The English language urges us to refrain from using the passive voice and to instead use the active voice. See the difference:

  • Active voice: The best team wins the game.
  • Passive voice: The game is won by the best team.

In Spanish the passive voice is common and acceptable, both orally and written. There are a few different ways to express the Spanish passive voice; keep reading to learn about it all!


The construction of the first - and easiest - form of the Spanish passive voice is pretty much the same as in English; the object or person receiving the action of the verb is followed by a form of the verb ser and a past participle. If the agent is stated (the person or object performing the action of the verb), the preposition por follows it.

Keep in mind that the verb ser must be conjugated to agree with the subject preceding it and that the past participle has to agree in gender and in number with the noun modifying it

  • La carrera es ganada por el caballo más rápido.
    (The race is won by the fastest horse.)
  • Estos libros fueron escritos por mi autor favorito.
    (These books were written by my favorite author.)


The second type of passive voice is a bit trickier for English speakers to master, given that the English language doesn't have a direct equivalent. This passive voice, while it can be used when referring to a specific subject or group, is usually employed to generalize. This type of sentence expresses the idea that "they do something", "you (in general) do something", "people do something" or "one does something". For example:

Keep in mind that the verb is conjugated in the third person singular (él, ella, usted) or plural (ellos, ellas, ustedes) depending on the noun that comes after. In the first sentence below, for example, since los perros is plural, the verb permitir is conjugated in third person plural: se permiten. In the last example, on the other hand, ropa de hombre is singular, so vender is conjugated into the third person singular form: se vende.

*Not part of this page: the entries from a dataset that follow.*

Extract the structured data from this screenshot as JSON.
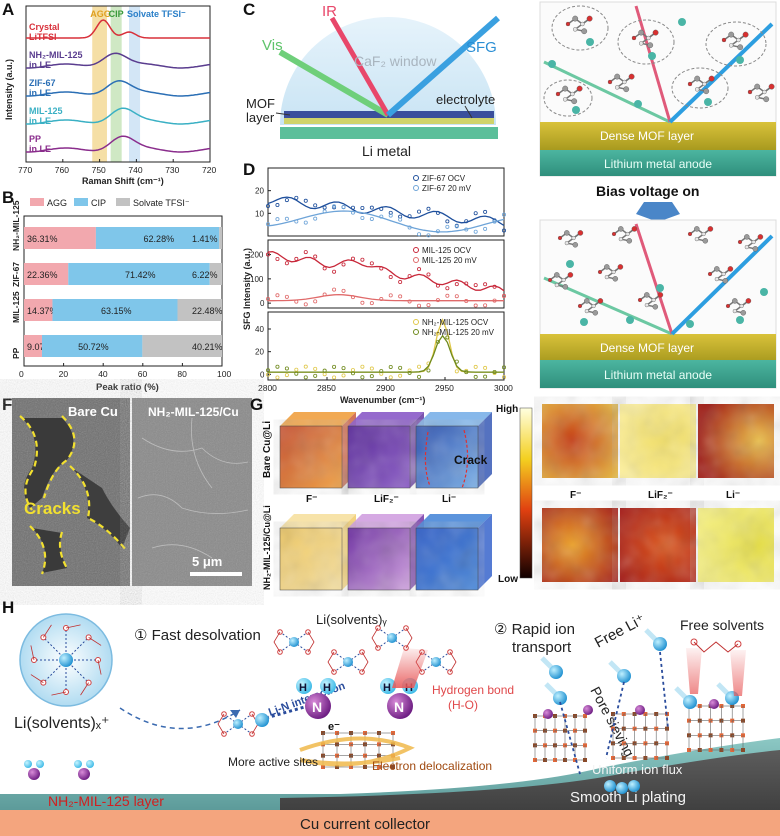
{
  "panels": {
    "A": {
      "label": "A",
      "chart_data": {
        "type": "line",
        "xlabel": "Raman Shift (cm⁻¹)",
        "ylabel": "Intensity (a.u.)",
        "xlim": [
          770,
          720
        ],
        "xticks": [
          "770",
          "760",
          "750",
          "740",
          "730",
          "720"
        ],
        "bands": [
          {
            "name": "AGG",
            "range": [
              752,
              748
            ],
            "color": "#f5dfa6"
          },
          {
            "name": "CIP",
            "range": [
              747,
              744
            ],
            "color": "#cfe8c4"
          },
          {
            "name": "Solvate TFSI⁻",
            "range": [
              742,
              739
            ],
            "color": "#d3e6f6"
          }
        ],
        "series": [
          {
            "name": "Crystal\nLiTFSI",
            "color": "#d8303a",
            "peak": 749
          },
          {
            "name": "NH₂-MIL-125\nin LE",
            "color": "#5a3d8f",
            "peak": 746
          },
          {
            "name": "ZIF-67\nin LE",
            "color": "#2b6fb5",
            "peak": 745
          },
          {
            "name": "MIL-125\nin LE",
            "color": "#3ab0c4",
            "peak": 744
          },
          {
            "name": "PP\nin LE",
            "color": "#8a2d8c",
            "peak": 744
          }
        ]
      }
    },
    "B": {
      "label": "B",
      "chart_data": {
        "type": "bar",
        "stacked": true,
        "orientation": "horizontal",
        "categories": [
          "NH₂-MIL-125",
          "ZIF-67",
          "MIL-125",
          "PP"
        ],
        "series": [
          {
            "name": "AGG",
            "color": "#f2a8ae",
            "values": [
              36.31,
              22.36,
              14.37,
              9.07
            ]
          },
          {
            "name": "CIP",
            "color": "#7fc6ea",
            "values": [
              62.28,
              71.42,
              63.15,
              50.72
            ]
          },
          {
            "name": "Solvate TFSI⁻",
            "color": "#c2c2c2",
            "values": [
              1.41,
              6.22,
              22.48,
              40.21
            ]
          }
        ],
        "value_labels": [
          [
            "36.31%",
            "62.28%",
            "1.41%"
          ],
          [
            "22.36%",
            "71.42%",
            "6.22%"
          ],
          [
            "14.37%",
            "63.15%",
            "22.48%"
          ],
          [
            "9.07%",
            "50.72%",
            "40.21%"
          ]
        ],
        "xlabel": "Peak ratio (%)",
        "xlim": [
          0,
          100
        ],
        "xticks": [
          "0",
          "20",
          "40",
          "60",
          "80",
          "100"
        ],
        "legend_placement": "top"
      }
    },
    "C": {
      "label": "C",
      "ir": "IR",
      "vis": "Vis",
      "sfg": "SFG",
      "window": "CaF₂ window",
      "mof": "MOF\nlayer",
      "electrolyte": "electrolyte",
      "li_metal": "Li metal"
    },
    "D": {
      "label": "D",
      "chart_data": {
        "type": "scatter",
        "xlabel": "Wavenumber (cm⁻¹)",
        "ylabel": "SFG Intensity (a.u.)",
        "xlim": [
          2800,
          3000
        ],
        "xticks": [
          "2800",
          "2850",
          "2900",
          "2950",
          "3000"
        ],
        "subplots": [
          {
            "legend": [
              "ZIF-67 OCV",
              "ZIF-67 20 mV"
            ],
            "colors": [
              "#1e4f9c",
              "#6ea4d8"
            ],
            "yticks": [
              "10",
              "20"
            ],
            "ylim": [
              0,
              30
            ]
          },
          {
            "legend": [
              "MIL-125 OCV",
              "MIL-125 20 mV"
            ],
            "colors": [
              "#c8283a",
              "#e06a6a"
            ],
            "yticks": [
              "0",
              "100",
              "200"
            ],
            "ylim": [
              -20,
              260
            ]
          },
          {
            "legend": [
              "NH₂-MIL-125 OCV",
              "NH₂-MIL-125 20 mV"
            ],
            "colors": [
              "#e0c84a",
              "#6f8a1c"
            ],
            "yticks": [
              "0",
              "20",
              "40"
            ],
            "ylim": [
              -5,
              55
            ]
          }
        ]
      }
    },
    "E": {
      "label": "E",
      "mof_layer": "Dense MOF layer",
      "anode": "Lithium metal anode",
      "bias": "Bias voltage on"
    },
    "F": {
      "label": "F",
      "bare_cu": "Bare Cu",
      "nh2_cu": "NH₂-MIL-125/Cu",
      "cracks": "Cracks",
      "scale": "5 μm"
    },
    "G": {
      "label": "G",
      "row1": "Bare Cu@Li",
      "row2": "NH₂-MIL-125/Cu@Li",
      "crack": "Crack",
      "cube_labels": [
        "F⁻",
        "LiF₂⁻",
        "Li⁻"
      ],
      "map_labels": [
        "F⁻",
        "LiF₂⁻",
        "Li⁻"
      ],
      "high": "High",
      "low": "Low"
    },
    "H": {
      "label": "H",
      "li_solvents_x": "Li(solvents)ₓ⁺",
      "li_solvents_y": "Li(solvents)ᵧ",
      "step1": "①  Fast desolvation",
      "step2_a": "② Rapid ion",
      "step2_b": "transport",
      "free_li": "Free Li⁺",
      "pore_sieving": "Pore sieving",
      "free_solvents": "Free solvents",
      "lin": "Li-N interaction",
      "hbond_a": "Hydrogen bond",
      "hbond_b": "(H-O)",
      "active": "More active sites",
      "electron": "Electron delocalization",
      "uniform": "Uniform ion flux",
      "smooth": "Smooth Li plating",
      "layer": "NH₂-MIL-125 layer",
      "collector": "Cu current collector",
      "atom_n": "N",
      "atom_h": "H",
      "electron_symbol": "e⁻"
    }
  }
}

  • No se permiten los perros en el hotel.
    (Dogs are not allowed in the hotel.)
  • Se alquilan pisos en este edifico.
    (They are renting flats in this building / There are flats for rent in this building / Flats are being rented in this building.)
  • En esta oficina se come a las 14:30.
    (In this office people eat at 14:30 / In this office one eats at 14:30)
  • Se vende ropa de hombre en esta tienda.
    (Men's clothing is sold in this store.)

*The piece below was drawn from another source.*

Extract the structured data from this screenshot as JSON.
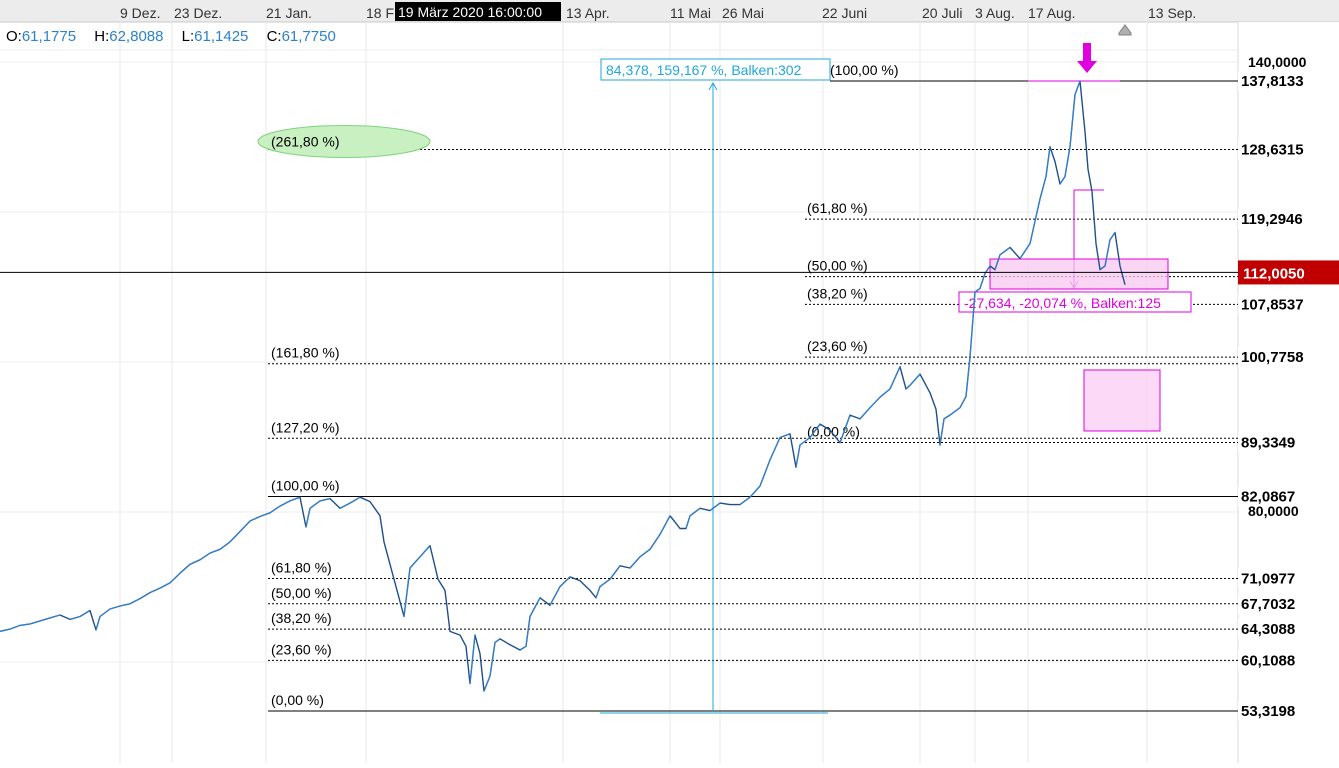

This Spanish sentence structure has no direct English equivalent, is highly idiomatic and translates roughly to "One must... " The construction is:

hay + que + infinitive verb

  • Hay + que + estudiar mucho para sacar buenas notas.
    (One must study a lot to get good grades.)
  • Hay + que + hacer ejercicio y comer bien.
    (One must exercise and eat well.)
  • Hay + que + ser optimista en situaciones difíciles.